Source: Messenger Mission
One hundred days from now, MESSENGER will execute a 15-minute maneuver that will place the spacecraft into orbit about Mercury, making it the first craft ever to do so, and initiating a one-year science campaign to understand the innermost planet.
Artist's impression about the Mercury orbit insertion.
Image credits: NASA/JPL/Messenger
It has already been 14 years since this mission was first proposed to NASA, more than 10 years since the project officially began, and over six years since the spacecraft was launched.
A multitude of milestones have been passed on the way toward the primary science phase of the mission, including six planetary flybys and five deep-space maneuvers.
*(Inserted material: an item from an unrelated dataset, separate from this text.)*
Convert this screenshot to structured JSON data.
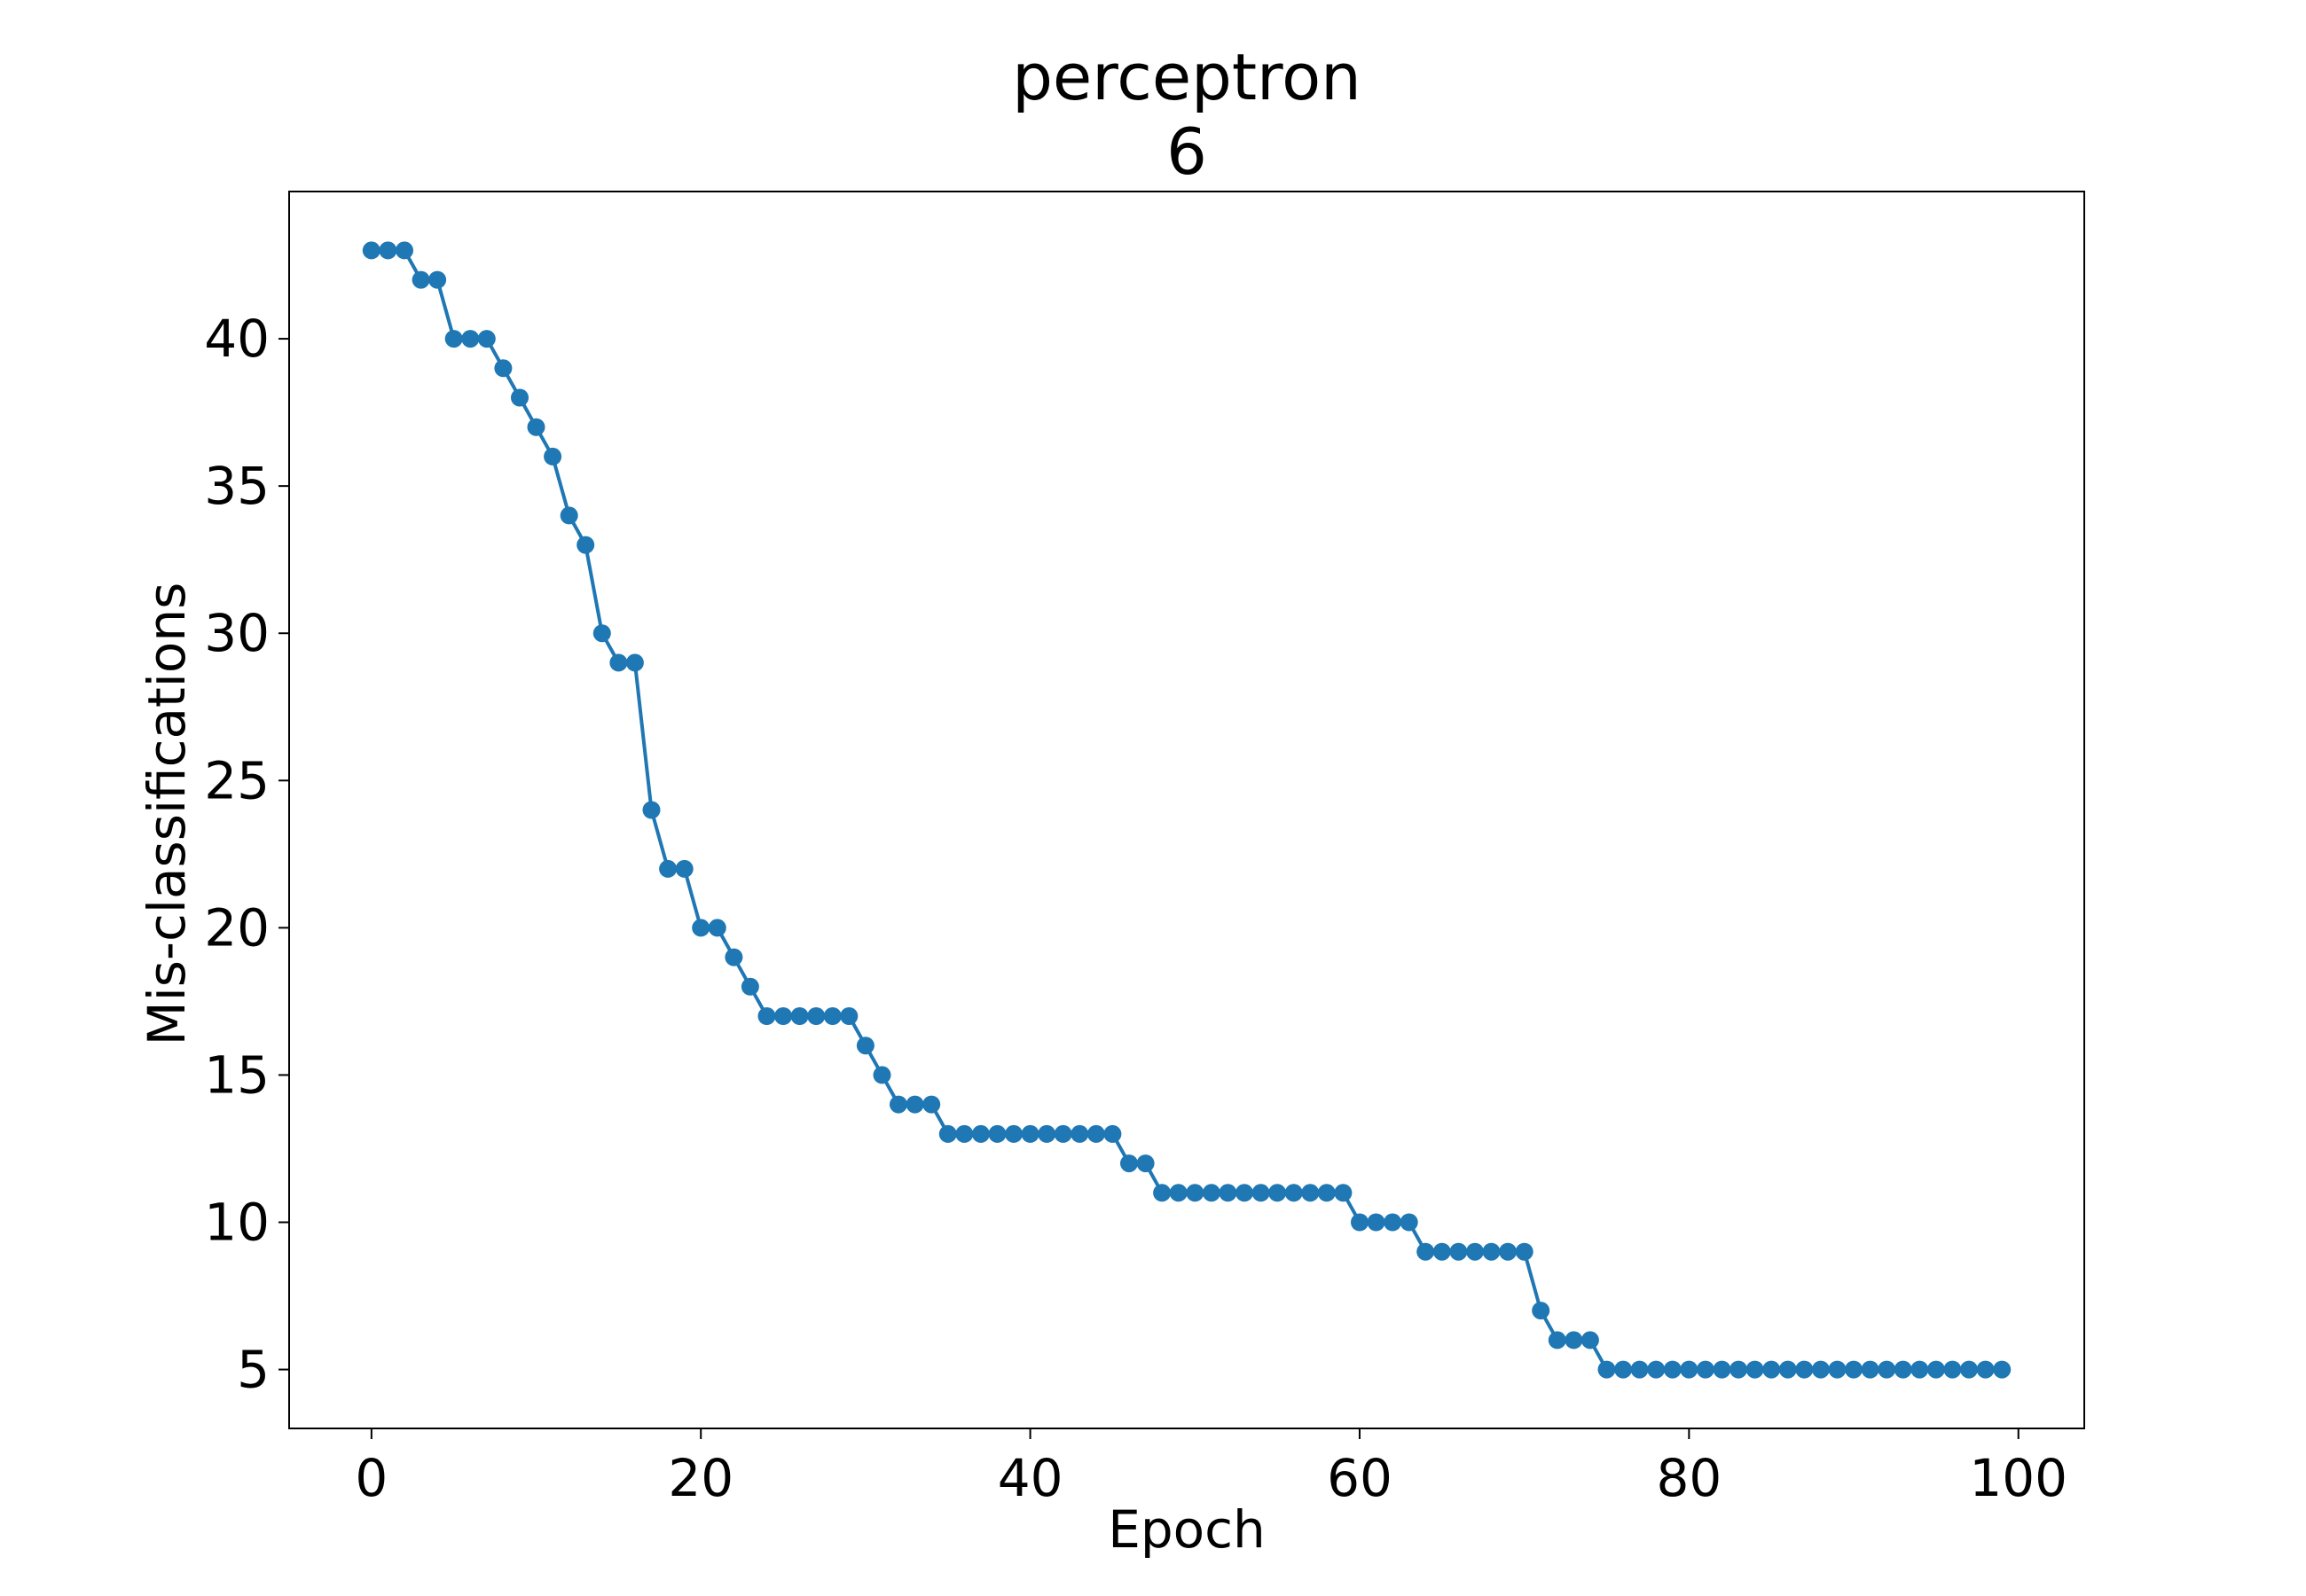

This week the team has completed a milestone of a different sort: the orbital readiness review.
Today’s review was the culmination of more than one year of major reviews designed to confirm the readiness of all mission elements to achieve orbit about Mercury next March and to begin orbital operations shortly thereafter.
“For this and many reviews before it we have called on a number of experts outside the MESSENGER project, from both APL and outside institutions, to review our plans to see where there are gaps or weak spots,” explains MESSENGER Project Manager Peter Bedini of the Johns Hopkins University Applied Physics Laboratory. “The intent is to tap the knowledge-base of those who have lived through similar challenges, and to make any adjustments that promise to improve the chances of success in our prime mission.”
“There is still work to do in preparation for orbit insertion next March, and those preparations will also be reviewed, but today’s review was the last in a long series laid out more than a year ago,” Bedini adds.
“MESSENGER has been on a long journey,” adds MESSENGER Principal Investigator Sean Solomon of the Carnegie Institution of Washington, “but the promised land lies ahead. All of the preparations for orbit insertion and orbital operations by the project team and the mission’s many review panels have served to maximize the likelihood that the intensive exploration of the innermost planet will begin smoothly and efficiently 100 days from now.”